Dan hal ini memiliki dampak yang lebih pribadi dan negatif terhadap karyawan toko yang dipecat dari pekerjaannya. Mereka akan memberi tahu teman-temannya tentang perlakuan terhadap mereka dan berita buruk akan menyebar.
“Pengecer dan merek perlu memahami bahwa mereka memiliki hubungan dua arah dengan pelanggan mereka,” kata Gray. “Dan seperti dalam hubungan apa pun, jika mereka dianggap tidak sopan atau tidak dapat dipercaya, hal ini akan berdampak negatif pada kinerja perusahaan.”
Evaluasi Kembali Atau Tutup Secara Berbeda
Simeon Seigel, analis ritel senior pasar modal BMO, mengamati dalam laporan ICSC bahwa penutupan toko secara historis tidak selalu meningkatkan keuntungan dan menyarankan pengecer untuk secara menyeluruh mengukur potensi kerugian terhadap merek dengan menutup toko.
“Stress test berapa banyak keuntungan yang akan Anda peroleh dan apa yang akan Anda hemat dengan menghilangkan biaya tetap saat menutup toko,” ujarnya.
Sebaliknya, ia menyarankan pengecer untuk fokus pada strategi penetapan harga mereka untuk meningkatkan margin daripada kehilangan pelanggan yang berharga. “Perusahaan akan lebih baik kehilangan volume dengan mengurangi promosi dibandingkan kehilangan volume dengan menutup toko.”
Jika, setelah analisis menyeluruh, keputusan dibuat untuk menutup toko, pengecer harus peka terhadap kekhawatiran pelanggan dan karyawan. Mereka harus mengirimkan pemberitahuan yang dipersonalisasi kepada pelanggan setia, bahkan termasuk kartu hadiah untuk ditukarkan secara online atau di toko lain. Pegawai yang di-PHK harus dibantu untuk mendapatkan pekerjaan baru.
Dan pertimbangkan untuk meminta pejabat senior perusahaan mengunjungi komunitas lokal yang terkena dampak, menjelaskan mengapa keputusan sulit tersebut diambil dan mengambil sikap; ingat Bill Clinton memenangkan kursi kepresidenan dengan merasakan penderitaan rakyat.
Penutupan Akan Datang
Coresight Research memperkirakan pengecer besar akan menutup sekitar 4.000 toko tahun ini, turun dari hampir 5.000 toko yang tutup tahun lalu. Namun, angka tahun lalu sebagian besar didorong oleh Bed Bath and Beyond, Tuesday Morning, dan Rite Aid
RAD
Karena kebangkrutan sulit diprediksi, jumlah penutupan tahun ini mungkin jauh lebih tinggi dibandingkan perkiraan awal Coresight. Sejauh ini, tercatat ada 592 penutupan toko pada tahun 2024.
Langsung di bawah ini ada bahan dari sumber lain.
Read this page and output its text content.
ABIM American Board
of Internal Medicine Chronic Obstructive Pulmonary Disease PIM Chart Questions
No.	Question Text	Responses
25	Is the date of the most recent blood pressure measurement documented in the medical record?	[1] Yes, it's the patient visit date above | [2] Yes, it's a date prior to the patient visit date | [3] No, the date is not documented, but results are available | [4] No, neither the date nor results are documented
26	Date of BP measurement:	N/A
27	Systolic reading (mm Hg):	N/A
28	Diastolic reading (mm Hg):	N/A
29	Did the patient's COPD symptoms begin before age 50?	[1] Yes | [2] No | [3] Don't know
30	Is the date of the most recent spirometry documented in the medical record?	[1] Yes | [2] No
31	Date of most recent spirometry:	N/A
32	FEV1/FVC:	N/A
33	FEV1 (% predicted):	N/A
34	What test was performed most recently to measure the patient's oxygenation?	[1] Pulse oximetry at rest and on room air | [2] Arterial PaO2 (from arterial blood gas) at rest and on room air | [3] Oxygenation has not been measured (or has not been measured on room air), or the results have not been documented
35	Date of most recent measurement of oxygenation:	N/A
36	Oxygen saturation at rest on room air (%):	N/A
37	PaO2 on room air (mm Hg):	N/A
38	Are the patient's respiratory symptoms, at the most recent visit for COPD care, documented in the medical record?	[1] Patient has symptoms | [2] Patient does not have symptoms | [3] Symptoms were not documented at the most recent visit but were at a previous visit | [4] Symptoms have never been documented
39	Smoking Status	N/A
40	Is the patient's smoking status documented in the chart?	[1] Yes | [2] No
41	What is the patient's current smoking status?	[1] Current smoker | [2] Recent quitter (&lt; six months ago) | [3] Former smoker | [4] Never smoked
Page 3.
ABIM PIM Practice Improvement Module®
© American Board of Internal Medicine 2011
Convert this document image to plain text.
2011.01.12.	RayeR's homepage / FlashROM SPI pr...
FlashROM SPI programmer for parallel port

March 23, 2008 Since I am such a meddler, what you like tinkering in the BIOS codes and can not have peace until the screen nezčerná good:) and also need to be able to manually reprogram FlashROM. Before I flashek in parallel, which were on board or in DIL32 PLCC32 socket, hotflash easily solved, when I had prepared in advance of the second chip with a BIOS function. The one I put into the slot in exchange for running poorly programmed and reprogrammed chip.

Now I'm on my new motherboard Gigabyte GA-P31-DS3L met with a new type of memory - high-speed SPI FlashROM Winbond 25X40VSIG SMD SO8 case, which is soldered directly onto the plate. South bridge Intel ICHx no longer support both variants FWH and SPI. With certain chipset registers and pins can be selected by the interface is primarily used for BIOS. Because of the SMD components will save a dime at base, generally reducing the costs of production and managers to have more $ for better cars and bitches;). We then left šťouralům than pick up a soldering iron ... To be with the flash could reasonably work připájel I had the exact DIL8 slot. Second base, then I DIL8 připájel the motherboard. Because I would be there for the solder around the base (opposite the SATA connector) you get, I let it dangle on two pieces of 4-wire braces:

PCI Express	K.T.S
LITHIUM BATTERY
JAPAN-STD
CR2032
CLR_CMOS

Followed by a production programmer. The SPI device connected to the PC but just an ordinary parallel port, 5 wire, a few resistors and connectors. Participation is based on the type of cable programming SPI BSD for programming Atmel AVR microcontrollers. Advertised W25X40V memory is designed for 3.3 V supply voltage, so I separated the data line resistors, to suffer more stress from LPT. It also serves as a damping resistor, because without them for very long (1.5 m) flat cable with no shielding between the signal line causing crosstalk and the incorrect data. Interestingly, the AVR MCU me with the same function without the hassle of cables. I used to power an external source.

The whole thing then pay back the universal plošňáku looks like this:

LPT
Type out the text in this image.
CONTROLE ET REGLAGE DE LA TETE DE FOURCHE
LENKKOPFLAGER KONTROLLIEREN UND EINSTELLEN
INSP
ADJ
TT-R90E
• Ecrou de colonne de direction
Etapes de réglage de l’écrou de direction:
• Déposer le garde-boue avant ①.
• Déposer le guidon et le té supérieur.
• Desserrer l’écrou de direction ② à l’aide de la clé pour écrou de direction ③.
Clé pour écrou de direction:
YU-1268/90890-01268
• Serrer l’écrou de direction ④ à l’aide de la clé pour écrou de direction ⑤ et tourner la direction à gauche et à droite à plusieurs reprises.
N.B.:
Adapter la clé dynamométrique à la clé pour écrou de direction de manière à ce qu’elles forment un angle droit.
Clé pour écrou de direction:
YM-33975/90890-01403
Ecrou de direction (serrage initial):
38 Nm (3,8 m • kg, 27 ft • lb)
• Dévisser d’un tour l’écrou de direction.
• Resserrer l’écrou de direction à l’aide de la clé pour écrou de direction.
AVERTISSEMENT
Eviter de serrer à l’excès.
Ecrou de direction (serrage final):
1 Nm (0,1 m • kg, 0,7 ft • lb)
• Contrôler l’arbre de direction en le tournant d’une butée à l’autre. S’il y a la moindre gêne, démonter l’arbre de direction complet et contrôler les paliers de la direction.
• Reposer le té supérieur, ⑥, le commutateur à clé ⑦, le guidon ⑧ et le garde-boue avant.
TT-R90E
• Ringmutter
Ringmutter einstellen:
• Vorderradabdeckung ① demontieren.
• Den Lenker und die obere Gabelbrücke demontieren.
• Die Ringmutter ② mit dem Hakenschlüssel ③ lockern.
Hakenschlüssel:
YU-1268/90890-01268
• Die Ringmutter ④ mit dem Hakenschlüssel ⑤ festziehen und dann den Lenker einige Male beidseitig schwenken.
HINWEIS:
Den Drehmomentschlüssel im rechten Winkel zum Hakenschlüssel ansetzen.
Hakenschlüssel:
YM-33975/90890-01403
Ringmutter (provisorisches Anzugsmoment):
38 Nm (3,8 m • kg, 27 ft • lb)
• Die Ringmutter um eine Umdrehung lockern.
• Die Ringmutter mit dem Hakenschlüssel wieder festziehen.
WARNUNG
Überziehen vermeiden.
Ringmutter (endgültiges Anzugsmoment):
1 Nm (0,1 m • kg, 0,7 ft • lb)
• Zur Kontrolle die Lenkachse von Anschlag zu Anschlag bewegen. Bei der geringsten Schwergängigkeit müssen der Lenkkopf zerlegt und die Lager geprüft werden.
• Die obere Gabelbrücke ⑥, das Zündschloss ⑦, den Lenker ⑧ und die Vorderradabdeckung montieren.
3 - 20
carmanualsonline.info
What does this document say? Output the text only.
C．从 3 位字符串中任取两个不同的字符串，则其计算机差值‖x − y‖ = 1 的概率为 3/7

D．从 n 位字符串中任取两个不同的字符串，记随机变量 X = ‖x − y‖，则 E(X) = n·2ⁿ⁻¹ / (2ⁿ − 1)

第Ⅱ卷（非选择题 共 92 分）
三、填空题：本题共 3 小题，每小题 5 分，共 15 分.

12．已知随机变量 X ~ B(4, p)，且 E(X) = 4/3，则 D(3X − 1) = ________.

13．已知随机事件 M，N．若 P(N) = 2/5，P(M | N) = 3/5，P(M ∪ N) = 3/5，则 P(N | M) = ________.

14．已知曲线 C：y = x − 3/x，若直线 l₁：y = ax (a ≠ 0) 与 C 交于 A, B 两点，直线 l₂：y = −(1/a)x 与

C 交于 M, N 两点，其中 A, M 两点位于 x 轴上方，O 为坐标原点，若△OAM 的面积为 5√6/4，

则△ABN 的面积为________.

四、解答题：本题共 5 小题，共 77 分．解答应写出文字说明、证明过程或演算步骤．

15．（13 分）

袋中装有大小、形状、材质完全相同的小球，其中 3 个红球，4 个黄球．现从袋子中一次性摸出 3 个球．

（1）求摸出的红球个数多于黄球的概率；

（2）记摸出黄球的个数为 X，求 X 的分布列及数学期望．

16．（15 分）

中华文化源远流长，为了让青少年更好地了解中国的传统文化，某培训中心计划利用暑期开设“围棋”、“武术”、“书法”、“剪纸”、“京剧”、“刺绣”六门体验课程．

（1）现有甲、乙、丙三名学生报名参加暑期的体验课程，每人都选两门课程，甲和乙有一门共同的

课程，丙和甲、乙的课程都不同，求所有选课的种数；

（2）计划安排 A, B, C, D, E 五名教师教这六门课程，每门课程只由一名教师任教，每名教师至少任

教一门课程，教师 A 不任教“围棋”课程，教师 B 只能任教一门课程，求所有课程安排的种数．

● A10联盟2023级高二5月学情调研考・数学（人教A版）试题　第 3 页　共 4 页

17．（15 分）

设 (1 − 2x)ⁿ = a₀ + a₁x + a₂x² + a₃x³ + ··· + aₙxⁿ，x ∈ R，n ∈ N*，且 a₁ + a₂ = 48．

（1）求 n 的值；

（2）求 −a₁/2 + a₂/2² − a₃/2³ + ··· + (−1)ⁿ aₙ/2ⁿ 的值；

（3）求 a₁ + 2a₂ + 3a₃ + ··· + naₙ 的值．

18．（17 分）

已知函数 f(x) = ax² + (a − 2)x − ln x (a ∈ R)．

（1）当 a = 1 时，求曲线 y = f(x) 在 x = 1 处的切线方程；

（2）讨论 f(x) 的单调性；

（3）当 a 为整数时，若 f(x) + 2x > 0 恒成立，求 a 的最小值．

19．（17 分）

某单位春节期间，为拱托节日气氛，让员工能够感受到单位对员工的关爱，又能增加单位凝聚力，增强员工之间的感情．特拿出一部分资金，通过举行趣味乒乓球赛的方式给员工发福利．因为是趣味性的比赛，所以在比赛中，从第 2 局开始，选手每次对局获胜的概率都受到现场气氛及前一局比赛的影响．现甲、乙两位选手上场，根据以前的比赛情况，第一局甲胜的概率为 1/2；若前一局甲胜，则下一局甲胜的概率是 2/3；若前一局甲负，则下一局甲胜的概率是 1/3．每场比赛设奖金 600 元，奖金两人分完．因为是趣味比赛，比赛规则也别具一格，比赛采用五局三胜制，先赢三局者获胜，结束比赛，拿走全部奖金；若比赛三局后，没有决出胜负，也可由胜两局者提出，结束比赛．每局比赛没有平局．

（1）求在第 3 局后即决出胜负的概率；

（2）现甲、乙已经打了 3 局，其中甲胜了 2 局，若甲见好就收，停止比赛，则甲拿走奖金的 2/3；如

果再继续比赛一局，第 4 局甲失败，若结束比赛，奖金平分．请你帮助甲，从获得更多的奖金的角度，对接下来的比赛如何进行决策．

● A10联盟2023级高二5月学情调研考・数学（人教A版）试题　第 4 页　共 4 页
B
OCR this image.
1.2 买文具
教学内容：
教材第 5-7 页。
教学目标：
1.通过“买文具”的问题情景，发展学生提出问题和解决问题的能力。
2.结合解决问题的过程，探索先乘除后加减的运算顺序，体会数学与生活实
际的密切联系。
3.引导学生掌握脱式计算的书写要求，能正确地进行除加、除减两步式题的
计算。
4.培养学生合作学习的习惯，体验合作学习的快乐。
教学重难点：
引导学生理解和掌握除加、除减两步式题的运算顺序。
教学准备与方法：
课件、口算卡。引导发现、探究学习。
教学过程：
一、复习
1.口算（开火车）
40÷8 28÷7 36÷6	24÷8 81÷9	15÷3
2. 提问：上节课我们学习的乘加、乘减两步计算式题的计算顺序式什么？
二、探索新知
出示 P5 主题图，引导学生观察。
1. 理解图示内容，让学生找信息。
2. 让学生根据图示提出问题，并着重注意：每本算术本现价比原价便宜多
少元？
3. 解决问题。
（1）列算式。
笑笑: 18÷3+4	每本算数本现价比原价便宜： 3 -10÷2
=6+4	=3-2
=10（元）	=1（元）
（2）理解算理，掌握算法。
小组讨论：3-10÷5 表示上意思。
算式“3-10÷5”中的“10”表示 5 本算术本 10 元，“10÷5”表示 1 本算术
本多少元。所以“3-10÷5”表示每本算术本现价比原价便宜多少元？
Terlepas dari alasan mengapa pengecer memutuskan untuk menutup toko, mereka harus benar-benar menyadari dampak jangka panjang yang mungkin ditimbulkan terhadap reputasi dan niat baik konsumen.
Siegel dari BMO mengatakan pengecer sering mengaitkan kelebihan toko dan ruang ritel dengan dampak negatif terhadap angka kinerja mereka ketika faktor ekonomi lainnya, seperti harga dan positioning, sangat penting.
“Menutup toko sering kali terasa seperti tindakan yang sudah jelas,” katanya. “Masalah ritel di Amerika Utara bukanlah kejenuhan toko, namun kejenuhan diskon. Ini tidak berarti bahwa Anda tidak boleh mengurangi jumlah toko jika arus kas negatif, tetapi tidak jika tingkat pemulihan penjualan di toko yang tutup jauh lebih rendah dari perkiraan awal.”